Mysterious Force Pulling Pioneer 10 Back Towards The Sun

I kind of dig space – especially the unexplained – so today I’m in a bit of a tizzy. Pioneer 10, you see – which left our solar system in 1983 – is slowly being drawn back towards the sun by an unknown force.

No, it’s not gravity, it’s something else. Something mysterious. Something barely perceptible that is tugging at the probe with about 10 million times weaker force than gravity. Potentially a “new force of nature” (their words, not mine).

Most of the obvious causes, including malfunction or gravity, have been ruled out, reports the Telegraph:

Scientists initially suspected that gas escaping from tiny rocket motors aboard the probes, or heat leaking from their nuclear power plants might be responsible. Both have now been ruled out. The team says no current theories explain why the force stays constant: all the most plausible forces, from gravity to the effect of solar radiation, decrease rapidly with distance.

Scientists tracking the distant probe (now some 11 billion kilometres from Earth), say that the probe’s speed, presently 43,400km/h, is being reduced by the force by almost 10km/h per century. Not much but entirely noticeable and worthy enough that scientists, like Dr Duncan Steel of Salford University, is speculating this cosmic tug could question whether we know enough about gravity, the universe and everything. [Telegraph]

Discuss

(9 Comments)
  • [–]

    Greg Randolph

    Monday, September 20, 2010 at 8:04 AM

    Oops! My bad. Just testing the tractor beam

  • [–]

    Steve

    Monday, September 20, 2010 at 8:35 AM

    um hello?!

    its called “the power of love”

    I believe it was by Huey Lewis.

  • [–]

    Shane

    Monday, September 20, 2010 at 8:40 AM

    It’s just home sick

  • [–]

    Jokemeister

    Monday, September 20, 2010 at 1:22 PM

    According to the book “A Short History of Nearly Everything” by Bill Bryson, Pluto is not the edge of our solar system, in fact it is only about 1/50,000th of the way to the Oort Cloud which defines the gravitational boundary of our solar system. So, for all you intrepid space travelers out there who think that one day humans will travel the universe, think again about how insignificant we are. No human will ever leave our solar system, let alone travel to the nearest star…!! We need to look after the only home humanity will ever have. Sobering thought that.

  • [–]

    Darren

    Monday, September 20, 2010 at 1:38 PM

    surely it could just be the tiniest amount of friction from stray molecules here and there out in space.
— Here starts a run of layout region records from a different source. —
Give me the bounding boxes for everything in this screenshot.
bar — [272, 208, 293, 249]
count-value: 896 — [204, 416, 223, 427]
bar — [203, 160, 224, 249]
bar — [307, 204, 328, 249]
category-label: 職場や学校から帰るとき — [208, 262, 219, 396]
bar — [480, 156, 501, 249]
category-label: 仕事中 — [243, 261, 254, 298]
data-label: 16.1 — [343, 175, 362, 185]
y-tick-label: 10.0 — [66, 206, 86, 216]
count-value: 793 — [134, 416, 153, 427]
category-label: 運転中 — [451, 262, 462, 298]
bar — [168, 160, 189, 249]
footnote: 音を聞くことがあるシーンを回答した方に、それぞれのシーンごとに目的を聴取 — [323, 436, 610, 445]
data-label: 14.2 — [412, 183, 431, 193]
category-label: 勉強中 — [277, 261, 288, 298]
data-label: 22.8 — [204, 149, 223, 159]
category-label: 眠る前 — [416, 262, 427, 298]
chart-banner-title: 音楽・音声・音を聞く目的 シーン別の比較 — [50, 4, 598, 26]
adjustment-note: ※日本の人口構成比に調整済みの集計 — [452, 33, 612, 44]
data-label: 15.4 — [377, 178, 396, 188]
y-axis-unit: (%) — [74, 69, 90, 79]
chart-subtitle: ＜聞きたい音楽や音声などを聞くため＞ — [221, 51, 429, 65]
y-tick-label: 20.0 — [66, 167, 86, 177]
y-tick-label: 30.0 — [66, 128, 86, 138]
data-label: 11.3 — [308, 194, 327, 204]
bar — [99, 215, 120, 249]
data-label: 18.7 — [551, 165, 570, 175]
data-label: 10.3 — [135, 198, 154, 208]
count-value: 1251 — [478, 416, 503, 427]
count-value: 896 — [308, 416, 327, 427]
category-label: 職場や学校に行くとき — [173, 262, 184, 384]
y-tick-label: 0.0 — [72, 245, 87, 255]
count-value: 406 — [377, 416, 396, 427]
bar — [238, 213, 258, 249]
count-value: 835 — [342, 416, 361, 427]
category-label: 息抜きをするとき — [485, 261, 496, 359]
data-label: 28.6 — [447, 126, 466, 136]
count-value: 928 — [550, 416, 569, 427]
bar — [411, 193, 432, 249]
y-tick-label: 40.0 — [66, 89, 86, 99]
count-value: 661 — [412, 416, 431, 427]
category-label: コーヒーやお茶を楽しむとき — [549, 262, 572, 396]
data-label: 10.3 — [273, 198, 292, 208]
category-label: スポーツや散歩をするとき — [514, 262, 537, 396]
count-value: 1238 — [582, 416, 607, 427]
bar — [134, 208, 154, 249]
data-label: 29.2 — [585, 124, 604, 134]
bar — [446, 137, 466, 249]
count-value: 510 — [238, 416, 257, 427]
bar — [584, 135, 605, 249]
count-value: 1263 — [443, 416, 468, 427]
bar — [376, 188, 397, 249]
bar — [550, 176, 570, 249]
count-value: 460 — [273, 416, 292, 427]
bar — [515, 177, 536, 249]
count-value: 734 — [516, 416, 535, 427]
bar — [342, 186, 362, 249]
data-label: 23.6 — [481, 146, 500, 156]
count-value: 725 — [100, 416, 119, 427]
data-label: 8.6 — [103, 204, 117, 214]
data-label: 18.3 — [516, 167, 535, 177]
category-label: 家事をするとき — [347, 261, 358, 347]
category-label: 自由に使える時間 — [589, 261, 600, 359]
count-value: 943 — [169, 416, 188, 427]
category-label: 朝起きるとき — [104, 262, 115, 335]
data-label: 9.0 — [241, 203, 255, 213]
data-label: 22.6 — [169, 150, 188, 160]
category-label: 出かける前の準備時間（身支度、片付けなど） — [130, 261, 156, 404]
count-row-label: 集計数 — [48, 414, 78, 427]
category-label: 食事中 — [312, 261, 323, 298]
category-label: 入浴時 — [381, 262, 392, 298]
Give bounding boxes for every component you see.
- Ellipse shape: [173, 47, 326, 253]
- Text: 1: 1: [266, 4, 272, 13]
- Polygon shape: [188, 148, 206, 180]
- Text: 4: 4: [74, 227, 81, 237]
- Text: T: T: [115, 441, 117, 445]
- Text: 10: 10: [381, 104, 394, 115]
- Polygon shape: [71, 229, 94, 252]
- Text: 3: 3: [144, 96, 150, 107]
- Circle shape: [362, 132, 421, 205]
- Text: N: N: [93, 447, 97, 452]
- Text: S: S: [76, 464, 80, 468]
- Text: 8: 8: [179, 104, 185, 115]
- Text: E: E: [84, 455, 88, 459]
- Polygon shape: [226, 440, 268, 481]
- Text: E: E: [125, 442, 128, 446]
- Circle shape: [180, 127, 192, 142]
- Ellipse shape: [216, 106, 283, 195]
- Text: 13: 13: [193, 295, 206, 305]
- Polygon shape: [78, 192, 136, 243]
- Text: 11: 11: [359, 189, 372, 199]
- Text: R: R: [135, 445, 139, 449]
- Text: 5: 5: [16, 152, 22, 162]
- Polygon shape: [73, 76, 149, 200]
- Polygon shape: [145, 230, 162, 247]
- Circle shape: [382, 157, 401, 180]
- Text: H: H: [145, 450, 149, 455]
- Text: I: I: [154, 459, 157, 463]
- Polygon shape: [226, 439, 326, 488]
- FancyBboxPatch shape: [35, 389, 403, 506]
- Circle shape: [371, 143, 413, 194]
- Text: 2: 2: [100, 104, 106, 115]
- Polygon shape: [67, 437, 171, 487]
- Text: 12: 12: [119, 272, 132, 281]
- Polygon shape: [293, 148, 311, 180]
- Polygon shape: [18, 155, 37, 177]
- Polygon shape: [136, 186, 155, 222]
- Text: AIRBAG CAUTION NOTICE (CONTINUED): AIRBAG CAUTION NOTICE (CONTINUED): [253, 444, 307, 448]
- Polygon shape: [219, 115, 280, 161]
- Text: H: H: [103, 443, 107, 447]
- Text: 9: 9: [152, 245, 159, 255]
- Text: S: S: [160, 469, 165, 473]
That would explain the consistency and the almost non existent rate of deceleration.

  • [–]

    Harry

    Monday, September 20, 2010 at 3:28 PM

    11 Billion Kms, man that only equals 0.03% of the way to the closest star Proxima Centauri which is 39,900,000,000,000 km away.

    So in theory is will take 90,000 years to reach it.

    Good luck waiting for that to happen. i think Jokemeister may be right, i think the universe is waiting for us to finish ourselfs off and have a good old laugh. I can just imagine the emails the universe will be sending to the other universes, It will be a motivational with a picture of earth in the middle and a capion saying:

    “Self Ownage”
    The best type of owange!

  • [–]

    RobG

    Monday, September 20, 2010 at 3:35 PM

    …. That article is from 2002…..

  • [–]

    andy betts

    Monday, September 20, 2010 at 4:20 PM

    It just proves the Earth sucks.

  • [–]

    Terry

    Tuesday, September 21, 2010 at 3:28 PM

    Crikey Jack..
    That’s nearly 9 year old news..
    Or have I stumbled into the Gizmodo Way Back Machine??